Age is a big factor in the with/of cancer factor. If someone is 80 years old then there's good chance it won't be cancer that kills them (assuming they aren't already in a late stage).
But if you are 40 and you have cancer, there's a good chance you'll die of that cancer if it's left untreated.
I'm personally of the opinion that cancer screening should happen earlier for younger people and less frequently for older people. Like, if you hit 80, there's really basically no reason to screen for cancer.

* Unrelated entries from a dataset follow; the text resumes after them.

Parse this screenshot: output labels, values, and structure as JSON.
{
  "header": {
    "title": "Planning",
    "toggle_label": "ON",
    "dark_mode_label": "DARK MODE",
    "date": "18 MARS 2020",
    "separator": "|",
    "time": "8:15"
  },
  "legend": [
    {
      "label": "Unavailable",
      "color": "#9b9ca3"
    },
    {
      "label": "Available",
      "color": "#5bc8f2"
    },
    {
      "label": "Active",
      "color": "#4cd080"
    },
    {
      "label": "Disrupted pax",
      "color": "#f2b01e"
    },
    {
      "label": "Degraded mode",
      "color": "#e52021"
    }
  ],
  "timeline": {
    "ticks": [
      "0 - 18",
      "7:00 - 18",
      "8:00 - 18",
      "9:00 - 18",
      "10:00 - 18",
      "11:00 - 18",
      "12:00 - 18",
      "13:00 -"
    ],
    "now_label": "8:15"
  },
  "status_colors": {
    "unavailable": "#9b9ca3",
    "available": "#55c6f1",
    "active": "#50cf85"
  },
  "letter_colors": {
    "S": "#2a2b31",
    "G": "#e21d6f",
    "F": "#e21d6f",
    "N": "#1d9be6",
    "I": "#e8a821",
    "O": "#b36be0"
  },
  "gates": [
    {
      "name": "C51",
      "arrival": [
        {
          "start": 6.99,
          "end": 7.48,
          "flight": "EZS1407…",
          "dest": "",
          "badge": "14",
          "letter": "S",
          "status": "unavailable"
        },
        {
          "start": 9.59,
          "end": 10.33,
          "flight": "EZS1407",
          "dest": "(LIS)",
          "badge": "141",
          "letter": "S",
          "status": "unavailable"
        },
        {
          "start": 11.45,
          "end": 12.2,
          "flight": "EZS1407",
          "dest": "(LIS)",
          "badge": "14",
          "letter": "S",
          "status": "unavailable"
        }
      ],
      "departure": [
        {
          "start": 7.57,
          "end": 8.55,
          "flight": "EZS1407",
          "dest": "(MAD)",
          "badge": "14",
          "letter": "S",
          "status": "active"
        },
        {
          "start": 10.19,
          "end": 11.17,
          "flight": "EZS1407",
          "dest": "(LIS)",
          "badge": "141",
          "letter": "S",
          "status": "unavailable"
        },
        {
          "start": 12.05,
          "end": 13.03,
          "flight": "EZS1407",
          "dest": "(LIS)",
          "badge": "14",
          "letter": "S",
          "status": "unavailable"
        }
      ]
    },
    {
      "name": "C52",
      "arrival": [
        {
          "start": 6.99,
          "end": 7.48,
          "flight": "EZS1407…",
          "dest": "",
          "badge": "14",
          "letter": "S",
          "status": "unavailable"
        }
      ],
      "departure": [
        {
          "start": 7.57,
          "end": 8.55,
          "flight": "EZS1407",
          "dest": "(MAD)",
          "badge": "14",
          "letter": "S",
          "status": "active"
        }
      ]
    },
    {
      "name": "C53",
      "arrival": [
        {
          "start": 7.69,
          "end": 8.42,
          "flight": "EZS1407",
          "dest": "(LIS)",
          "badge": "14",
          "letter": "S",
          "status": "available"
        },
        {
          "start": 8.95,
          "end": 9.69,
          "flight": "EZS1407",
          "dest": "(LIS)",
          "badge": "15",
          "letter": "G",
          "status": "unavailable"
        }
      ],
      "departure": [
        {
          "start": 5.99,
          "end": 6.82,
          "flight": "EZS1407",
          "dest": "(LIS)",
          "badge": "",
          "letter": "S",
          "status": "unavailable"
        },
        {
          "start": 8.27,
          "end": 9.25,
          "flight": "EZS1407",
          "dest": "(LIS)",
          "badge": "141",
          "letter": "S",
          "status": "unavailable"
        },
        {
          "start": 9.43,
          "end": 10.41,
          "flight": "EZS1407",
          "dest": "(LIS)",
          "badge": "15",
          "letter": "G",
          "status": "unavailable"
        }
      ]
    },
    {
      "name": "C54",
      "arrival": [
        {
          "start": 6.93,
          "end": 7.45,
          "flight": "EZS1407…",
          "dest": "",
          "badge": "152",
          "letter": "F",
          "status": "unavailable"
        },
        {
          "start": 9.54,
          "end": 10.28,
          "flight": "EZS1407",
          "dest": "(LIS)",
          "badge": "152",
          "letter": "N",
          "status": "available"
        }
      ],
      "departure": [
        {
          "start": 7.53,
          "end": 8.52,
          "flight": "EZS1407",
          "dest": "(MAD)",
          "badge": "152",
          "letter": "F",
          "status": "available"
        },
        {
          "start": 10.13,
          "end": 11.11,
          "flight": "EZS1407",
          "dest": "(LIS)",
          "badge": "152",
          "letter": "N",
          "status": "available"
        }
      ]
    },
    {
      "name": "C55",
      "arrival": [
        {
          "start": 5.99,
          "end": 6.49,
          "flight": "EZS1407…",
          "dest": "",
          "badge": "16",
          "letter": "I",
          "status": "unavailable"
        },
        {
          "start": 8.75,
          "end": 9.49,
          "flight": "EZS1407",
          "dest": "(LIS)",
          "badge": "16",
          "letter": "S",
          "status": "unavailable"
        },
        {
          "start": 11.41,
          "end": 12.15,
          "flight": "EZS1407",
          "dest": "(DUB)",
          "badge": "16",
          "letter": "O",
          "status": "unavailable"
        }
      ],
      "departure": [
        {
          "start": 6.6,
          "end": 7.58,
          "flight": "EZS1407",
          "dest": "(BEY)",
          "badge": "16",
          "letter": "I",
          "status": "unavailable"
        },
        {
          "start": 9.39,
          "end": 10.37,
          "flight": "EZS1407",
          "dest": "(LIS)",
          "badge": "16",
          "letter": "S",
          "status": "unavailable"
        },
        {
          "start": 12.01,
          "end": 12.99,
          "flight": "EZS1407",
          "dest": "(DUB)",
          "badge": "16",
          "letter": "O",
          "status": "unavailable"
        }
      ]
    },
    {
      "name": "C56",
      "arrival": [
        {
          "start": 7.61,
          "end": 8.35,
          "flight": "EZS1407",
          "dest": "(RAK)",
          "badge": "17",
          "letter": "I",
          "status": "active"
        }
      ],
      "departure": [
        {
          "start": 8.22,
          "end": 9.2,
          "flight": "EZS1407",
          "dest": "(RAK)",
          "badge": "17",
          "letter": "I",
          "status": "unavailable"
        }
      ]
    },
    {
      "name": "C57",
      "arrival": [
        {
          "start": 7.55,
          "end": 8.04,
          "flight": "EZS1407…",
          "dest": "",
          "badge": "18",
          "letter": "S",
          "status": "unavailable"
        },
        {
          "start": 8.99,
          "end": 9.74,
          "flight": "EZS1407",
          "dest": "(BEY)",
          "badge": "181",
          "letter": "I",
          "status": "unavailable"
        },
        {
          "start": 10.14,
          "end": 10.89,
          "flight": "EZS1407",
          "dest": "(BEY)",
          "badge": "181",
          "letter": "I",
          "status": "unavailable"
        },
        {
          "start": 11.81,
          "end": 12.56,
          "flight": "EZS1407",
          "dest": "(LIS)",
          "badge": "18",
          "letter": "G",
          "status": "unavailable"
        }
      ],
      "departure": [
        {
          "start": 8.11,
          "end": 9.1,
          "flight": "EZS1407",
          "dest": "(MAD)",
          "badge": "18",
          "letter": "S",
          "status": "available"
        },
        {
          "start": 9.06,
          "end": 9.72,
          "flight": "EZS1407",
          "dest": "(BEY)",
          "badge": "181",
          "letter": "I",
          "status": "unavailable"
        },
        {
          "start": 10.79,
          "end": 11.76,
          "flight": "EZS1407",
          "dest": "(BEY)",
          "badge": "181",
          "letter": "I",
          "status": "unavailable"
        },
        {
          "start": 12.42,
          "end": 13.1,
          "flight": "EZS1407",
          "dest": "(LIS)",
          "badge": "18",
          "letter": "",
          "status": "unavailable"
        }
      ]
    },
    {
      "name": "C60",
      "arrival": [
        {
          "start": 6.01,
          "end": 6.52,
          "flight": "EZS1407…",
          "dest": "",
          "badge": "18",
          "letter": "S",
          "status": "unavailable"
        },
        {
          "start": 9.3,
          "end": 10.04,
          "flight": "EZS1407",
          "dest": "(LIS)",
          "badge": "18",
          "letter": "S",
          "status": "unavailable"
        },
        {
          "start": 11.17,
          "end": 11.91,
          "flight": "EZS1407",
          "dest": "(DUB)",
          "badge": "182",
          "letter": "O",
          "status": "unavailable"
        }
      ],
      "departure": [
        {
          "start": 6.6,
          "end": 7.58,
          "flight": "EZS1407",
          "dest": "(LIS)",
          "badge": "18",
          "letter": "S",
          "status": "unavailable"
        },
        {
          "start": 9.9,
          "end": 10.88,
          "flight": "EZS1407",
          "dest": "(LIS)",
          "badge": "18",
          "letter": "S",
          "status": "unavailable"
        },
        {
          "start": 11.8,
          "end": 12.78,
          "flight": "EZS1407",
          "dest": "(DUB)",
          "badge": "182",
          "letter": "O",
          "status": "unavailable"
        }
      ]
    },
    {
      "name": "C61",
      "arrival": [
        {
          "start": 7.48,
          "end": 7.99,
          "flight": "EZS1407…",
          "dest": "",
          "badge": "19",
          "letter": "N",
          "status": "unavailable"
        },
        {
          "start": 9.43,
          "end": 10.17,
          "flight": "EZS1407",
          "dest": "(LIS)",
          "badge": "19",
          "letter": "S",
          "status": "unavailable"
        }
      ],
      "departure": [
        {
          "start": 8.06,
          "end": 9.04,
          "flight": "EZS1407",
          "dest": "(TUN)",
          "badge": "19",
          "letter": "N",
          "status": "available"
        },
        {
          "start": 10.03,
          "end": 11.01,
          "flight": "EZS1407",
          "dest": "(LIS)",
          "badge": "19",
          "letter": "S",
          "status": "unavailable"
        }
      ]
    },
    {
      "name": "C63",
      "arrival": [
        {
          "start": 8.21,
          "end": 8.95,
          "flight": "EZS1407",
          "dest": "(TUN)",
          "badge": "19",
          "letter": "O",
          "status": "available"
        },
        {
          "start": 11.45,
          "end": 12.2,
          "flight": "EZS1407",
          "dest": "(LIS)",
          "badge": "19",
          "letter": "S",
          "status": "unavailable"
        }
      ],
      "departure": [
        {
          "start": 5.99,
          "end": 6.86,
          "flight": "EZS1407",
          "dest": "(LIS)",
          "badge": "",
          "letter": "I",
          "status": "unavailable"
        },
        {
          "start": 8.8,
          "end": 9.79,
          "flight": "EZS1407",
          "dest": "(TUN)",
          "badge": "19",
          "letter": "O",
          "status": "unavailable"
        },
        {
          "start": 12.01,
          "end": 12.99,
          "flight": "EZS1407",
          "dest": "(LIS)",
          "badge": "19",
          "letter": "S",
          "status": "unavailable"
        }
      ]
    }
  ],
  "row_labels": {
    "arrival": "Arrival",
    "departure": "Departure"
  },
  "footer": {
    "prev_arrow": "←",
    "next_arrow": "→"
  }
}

Rohin Francis does a good video on it, which you don't have to watch because it has references underneath you can click straight through to (the video is good though): https://youtu.be/yNzQ_sLGIuA
I am frustrated by this because it seems obvious to me that "more data == better" but I guess it makes sense if you think of the scans as having high amounts of noise, and us having a poor understanding of the system we're monitoring (this never happens in tech, of course :)).
Maybe I don't want to look for cancer right now but if I spend $1,000 every 5 years to take an image for later use... isn't that useful?
(for some people that question may not apply, of course, but at a population level it does, and we have population-level questions about effective use of MRI time.). And if there's something better, you should spend it on that and then ask the question _again_. So it could be that getting a whole-body MRI is something like $30k down the list of best ways to spend money for improved health.
I'm not sure what the best use of $1k is from a health standpoint is, just noting that it's good to have a comparator.
And anyway, you have to die of something so for me cancer would just be a sign that time's up.
Let everyone who wants to pay get their scans! But don’t make me pay for you
2. i can afford the money for the chance of early detection. Many cancers are symptomatic only in the latter stages. It does not hurt to check.